犬と猫…ときどき、君
着いた場所は、いつかの夏の夜みたいに、緑の匂いがする場所だった。
その緑の香りに、微かに混ざる城戸の香り。
ダメだなー……。
どうしても、昔のことを想い出してしまう。
「すごい、緑の匂い」
「そうだな」
たったこれだけの事。
これだけの会話。
それなのに、こんなにも私の心を優しい気持ちで満たしてくれる人。
城戸って、やっぱり不思議な人。
嬉しいのに、悲しくて、思わず空を見上げると、そこには信じられない数の星が光っている。
すごい綺麗ー……。
一瞬、全部を忘れてそう思った。
――それなのに。
「口開いてる」
「……うるさいなぁ」
城戸の笑いを含んだ声に、口元を押さえれば、ますます楽しそうに笑われて、なんか嫌になる。

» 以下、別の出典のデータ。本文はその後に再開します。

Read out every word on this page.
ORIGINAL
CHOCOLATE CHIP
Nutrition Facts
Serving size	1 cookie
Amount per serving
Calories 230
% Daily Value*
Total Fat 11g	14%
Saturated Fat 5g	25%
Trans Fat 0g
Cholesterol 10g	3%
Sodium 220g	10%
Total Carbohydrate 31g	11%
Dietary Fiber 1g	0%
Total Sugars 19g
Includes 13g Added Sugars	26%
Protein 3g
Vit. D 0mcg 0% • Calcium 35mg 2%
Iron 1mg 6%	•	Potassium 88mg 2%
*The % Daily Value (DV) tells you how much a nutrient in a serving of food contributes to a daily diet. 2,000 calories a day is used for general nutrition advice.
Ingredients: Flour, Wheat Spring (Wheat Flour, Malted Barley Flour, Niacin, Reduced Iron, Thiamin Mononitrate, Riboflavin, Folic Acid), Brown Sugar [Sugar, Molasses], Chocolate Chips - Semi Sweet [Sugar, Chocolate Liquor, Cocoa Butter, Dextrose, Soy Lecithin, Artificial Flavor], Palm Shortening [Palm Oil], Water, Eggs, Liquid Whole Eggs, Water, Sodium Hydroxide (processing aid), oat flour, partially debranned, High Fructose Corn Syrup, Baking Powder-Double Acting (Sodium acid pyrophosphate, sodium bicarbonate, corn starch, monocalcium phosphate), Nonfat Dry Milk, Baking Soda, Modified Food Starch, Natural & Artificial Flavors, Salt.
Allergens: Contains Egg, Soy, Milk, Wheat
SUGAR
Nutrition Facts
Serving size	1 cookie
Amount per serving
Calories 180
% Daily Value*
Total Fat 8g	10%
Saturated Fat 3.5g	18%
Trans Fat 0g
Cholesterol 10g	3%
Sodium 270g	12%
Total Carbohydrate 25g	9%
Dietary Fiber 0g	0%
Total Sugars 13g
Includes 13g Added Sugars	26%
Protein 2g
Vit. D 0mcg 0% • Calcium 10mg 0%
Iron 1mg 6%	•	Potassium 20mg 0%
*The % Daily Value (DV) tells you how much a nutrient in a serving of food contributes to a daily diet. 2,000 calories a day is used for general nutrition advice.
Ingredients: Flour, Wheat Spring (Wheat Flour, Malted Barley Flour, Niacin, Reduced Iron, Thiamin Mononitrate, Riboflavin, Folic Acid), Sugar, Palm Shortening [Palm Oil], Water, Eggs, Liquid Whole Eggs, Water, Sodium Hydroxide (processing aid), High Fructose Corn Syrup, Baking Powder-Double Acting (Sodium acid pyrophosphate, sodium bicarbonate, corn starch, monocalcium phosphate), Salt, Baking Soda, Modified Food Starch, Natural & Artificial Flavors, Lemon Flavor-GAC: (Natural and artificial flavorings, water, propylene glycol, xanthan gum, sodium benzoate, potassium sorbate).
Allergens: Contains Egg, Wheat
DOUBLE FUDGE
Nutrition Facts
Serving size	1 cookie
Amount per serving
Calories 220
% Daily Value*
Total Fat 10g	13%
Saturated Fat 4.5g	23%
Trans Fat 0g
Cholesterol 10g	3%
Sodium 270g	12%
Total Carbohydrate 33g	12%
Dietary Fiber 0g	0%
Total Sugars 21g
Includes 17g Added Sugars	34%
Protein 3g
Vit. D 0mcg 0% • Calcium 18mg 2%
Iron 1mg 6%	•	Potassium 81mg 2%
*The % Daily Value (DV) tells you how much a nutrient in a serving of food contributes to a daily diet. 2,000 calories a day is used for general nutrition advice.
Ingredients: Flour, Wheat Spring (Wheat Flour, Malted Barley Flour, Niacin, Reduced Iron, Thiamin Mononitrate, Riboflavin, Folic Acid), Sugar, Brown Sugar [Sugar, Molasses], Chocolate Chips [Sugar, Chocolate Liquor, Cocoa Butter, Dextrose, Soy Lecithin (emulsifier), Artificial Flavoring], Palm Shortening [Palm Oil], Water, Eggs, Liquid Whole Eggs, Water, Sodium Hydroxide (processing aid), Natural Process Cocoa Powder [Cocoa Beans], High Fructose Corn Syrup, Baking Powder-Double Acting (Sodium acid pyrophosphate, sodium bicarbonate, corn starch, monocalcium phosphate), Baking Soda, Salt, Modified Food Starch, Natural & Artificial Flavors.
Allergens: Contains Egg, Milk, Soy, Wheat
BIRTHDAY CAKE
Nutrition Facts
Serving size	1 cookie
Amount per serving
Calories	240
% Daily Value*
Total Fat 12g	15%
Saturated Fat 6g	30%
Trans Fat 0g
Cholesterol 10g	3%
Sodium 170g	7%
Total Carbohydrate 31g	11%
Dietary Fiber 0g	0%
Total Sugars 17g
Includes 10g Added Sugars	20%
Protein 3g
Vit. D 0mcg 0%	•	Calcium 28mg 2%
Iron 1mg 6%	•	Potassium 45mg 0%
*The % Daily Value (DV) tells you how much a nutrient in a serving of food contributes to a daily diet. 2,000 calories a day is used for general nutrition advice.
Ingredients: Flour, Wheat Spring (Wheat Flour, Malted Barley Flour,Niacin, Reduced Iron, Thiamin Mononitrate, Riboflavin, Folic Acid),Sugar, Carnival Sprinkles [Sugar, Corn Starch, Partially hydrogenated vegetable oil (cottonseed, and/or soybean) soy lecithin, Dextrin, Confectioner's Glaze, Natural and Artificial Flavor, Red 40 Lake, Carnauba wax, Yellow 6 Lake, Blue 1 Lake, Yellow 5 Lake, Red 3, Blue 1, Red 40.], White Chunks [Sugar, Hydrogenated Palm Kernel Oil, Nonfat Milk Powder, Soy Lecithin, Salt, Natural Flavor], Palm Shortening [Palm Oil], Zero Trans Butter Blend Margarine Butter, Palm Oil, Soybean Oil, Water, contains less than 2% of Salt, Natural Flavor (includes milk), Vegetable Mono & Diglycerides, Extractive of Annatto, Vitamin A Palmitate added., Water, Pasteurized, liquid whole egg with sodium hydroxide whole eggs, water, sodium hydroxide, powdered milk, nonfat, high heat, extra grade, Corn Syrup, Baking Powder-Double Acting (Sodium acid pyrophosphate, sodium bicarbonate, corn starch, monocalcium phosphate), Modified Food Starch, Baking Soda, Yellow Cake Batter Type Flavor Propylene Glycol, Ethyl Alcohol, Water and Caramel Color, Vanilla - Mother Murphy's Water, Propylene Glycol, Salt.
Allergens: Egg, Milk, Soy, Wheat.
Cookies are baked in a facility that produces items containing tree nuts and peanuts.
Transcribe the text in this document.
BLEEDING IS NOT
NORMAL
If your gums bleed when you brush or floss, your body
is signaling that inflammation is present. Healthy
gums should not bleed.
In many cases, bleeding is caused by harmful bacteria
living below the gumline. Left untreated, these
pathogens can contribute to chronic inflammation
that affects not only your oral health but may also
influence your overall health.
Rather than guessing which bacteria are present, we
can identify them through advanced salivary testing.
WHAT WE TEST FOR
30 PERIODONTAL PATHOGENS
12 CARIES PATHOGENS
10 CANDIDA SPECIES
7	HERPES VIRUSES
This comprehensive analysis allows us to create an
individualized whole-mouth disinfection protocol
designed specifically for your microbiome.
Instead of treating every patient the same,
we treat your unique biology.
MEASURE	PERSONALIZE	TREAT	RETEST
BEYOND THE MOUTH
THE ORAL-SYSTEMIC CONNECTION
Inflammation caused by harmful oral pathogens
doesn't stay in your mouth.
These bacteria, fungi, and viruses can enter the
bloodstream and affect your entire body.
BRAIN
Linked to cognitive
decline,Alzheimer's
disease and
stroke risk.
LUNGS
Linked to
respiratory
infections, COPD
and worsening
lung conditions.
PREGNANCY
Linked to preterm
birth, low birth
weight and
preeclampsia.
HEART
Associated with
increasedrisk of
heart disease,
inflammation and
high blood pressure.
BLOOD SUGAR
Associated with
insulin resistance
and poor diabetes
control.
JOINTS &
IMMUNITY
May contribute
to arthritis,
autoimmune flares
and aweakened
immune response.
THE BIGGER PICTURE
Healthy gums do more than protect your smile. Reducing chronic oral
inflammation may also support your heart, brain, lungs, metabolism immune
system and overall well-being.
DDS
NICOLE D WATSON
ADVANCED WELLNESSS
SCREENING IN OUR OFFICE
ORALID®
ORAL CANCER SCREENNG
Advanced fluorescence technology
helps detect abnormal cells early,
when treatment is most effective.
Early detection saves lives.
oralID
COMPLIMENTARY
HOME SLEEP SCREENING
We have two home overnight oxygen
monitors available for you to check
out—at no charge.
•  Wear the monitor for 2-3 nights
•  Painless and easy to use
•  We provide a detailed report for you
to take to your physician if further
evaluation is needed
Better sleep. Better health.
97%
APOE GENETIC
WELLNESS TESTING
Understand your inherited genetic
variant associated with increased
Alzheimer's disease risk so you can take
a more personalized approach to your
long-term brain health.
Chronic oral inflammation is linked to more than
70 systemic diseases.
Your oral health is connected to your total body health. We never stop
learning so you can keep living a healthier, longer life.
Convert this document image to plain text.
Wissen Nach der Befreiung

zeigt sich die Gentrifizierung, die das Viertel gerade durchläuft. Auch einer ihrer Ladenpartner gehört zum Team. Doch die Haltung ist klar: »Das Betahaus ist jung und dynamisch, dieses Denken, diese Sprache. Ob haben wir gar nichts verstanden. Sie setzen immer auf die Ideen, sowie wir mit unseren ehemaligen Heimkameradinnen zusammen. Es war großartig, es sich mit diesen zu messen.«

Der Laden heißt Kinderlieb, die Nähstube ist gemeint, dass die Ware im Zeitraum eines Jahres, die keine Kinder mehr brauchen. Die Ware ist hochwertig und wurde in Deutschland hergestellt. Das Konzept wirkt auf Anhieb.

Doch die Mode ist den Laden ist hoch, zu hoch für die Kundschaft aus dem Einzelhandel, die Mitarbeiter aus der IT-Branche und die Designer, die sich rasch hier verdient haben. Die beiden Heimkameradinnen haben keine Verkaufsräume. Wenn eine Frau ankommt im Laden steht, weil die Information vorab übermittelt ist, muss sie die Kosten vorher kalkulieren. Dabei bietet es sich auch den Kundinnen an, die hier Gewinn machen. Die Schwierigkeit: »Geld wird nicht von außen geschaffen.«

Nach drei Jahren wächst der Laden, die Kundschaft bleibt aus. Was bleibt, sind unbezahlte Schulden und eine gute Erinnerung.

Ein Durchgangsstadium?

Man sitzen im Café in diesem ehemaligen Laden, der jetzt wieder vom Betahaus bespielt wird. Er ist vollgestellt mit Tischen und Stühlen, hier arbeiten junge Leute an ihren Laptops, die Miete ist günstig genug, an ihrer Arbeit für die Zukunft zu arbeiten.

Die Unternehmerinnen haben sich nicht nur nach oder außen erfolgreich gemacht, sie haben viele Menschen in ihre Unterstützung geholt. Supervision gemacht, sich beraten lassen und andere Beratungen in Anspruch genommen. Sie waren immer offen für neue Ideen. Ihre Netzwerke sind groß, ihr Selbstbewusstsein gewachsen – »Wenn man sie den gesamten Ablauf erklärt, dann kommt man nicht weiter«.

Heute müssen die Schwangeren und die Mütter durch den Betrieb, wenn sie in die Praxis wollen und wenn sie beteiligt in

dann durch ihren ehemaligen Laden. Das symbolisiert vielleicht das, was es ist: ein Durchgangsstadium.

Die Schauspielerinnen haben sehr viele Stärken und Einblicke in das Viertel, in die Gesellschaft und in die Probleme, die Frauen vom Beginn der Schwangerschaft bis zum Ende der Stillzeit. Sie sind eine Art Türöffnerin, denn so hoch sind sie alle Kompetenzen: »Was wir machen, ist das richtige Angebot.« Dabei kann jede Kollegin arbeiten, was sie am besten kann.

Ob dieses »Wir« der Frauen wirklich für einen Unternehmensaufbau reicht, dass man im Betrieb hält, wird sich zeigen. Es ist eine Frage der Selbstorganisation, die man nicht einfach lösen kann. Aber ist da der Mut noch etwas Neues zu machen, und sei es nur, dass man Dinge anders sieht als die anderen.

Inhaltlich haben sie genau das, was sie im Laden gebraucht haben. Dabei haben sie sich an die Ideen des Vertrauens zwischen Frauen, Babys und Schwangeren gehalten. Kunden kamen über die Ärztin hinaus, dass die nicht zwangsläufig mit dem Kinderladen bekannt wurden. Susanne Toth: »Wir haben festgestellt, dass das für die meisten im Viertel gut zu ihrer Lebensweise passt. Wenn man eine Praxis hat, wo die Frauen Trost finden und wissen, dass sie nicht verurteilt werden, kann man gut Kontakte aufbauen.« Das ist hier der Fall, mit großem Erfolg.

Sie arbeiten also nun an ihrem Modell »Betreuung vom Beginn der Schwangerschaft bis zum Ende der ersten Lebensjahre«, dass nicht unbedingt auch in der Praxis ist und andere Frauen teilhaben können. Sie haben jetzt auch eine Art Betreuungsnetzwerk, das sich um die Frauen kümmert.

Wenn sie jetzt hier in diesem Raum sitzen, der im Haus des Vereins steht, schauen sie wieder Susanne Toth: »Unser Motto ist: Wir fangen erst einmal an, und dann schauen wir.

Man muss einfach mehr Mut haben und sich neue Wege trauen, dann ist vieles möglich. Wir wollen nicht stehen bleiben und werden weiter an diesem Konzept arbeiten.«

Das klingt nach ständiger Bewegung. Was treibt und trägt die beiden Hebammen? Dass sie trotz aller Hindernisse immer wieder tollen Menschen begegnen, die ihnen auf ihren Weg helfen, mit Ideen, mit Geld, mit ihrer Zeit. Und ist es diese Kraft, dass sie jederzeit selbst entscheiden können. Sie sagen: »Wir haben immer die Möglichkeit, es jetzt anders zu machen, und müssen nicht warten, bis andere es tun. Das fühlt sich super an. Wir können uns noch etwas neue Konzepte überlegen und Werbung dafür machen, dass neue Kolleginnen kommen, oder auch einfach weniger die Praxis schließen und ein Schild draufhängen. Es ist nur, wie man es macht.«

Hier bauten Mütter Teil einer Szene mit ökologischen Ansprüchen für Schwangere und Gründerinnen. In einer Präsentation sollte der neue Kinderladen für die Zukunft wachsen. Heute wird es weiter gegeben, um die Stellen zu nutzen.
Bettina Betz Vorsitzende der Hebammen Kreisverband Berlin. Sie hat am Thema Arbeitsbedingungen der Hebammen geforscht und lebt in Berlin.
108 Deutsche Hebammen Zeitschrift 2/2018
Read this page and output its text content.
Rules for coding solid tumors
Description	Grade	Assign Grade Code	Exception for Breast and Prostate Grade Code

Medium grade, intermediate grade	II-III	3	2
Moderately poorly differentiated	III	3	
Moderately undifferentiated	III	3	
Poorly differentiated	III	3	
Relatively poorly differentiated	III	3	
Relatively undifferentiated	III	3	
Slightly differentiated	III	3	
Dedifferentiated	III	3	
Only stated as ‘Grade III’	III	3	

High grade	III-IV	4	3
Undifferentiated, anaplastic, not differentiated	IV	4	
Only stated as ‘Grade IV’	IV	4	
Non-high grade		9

この期に及んで、こんな気持ちを抱いてしまう自分が、嫌になる。
だけど、頂上が近づくにつれて、お互い無言になっていって……。
その先に何かあるのか、何もないのか。
きっと後者だと思うし、後者じゃないといけないんだけど。
「――……っ」
ゆっくりと拓けたその場所で、私は息を飲んだ。
「あそこ……」
城戸が指をさすその場所には、あんなにも見たいと思っていた、サザンクロス。
城戸……。
私、分かっちゃったかも。
ホントに今更だけど、どうしてあんなに小さな星に、いつまでも執着していたのか。
城戸と約束していたから。
城戸と……見たかったから。
――ただ、それだけだったんだ。
城戸への気持ちを認めてしまえば、その疑問を解くのは、こんなにも簡単な事だったんだね。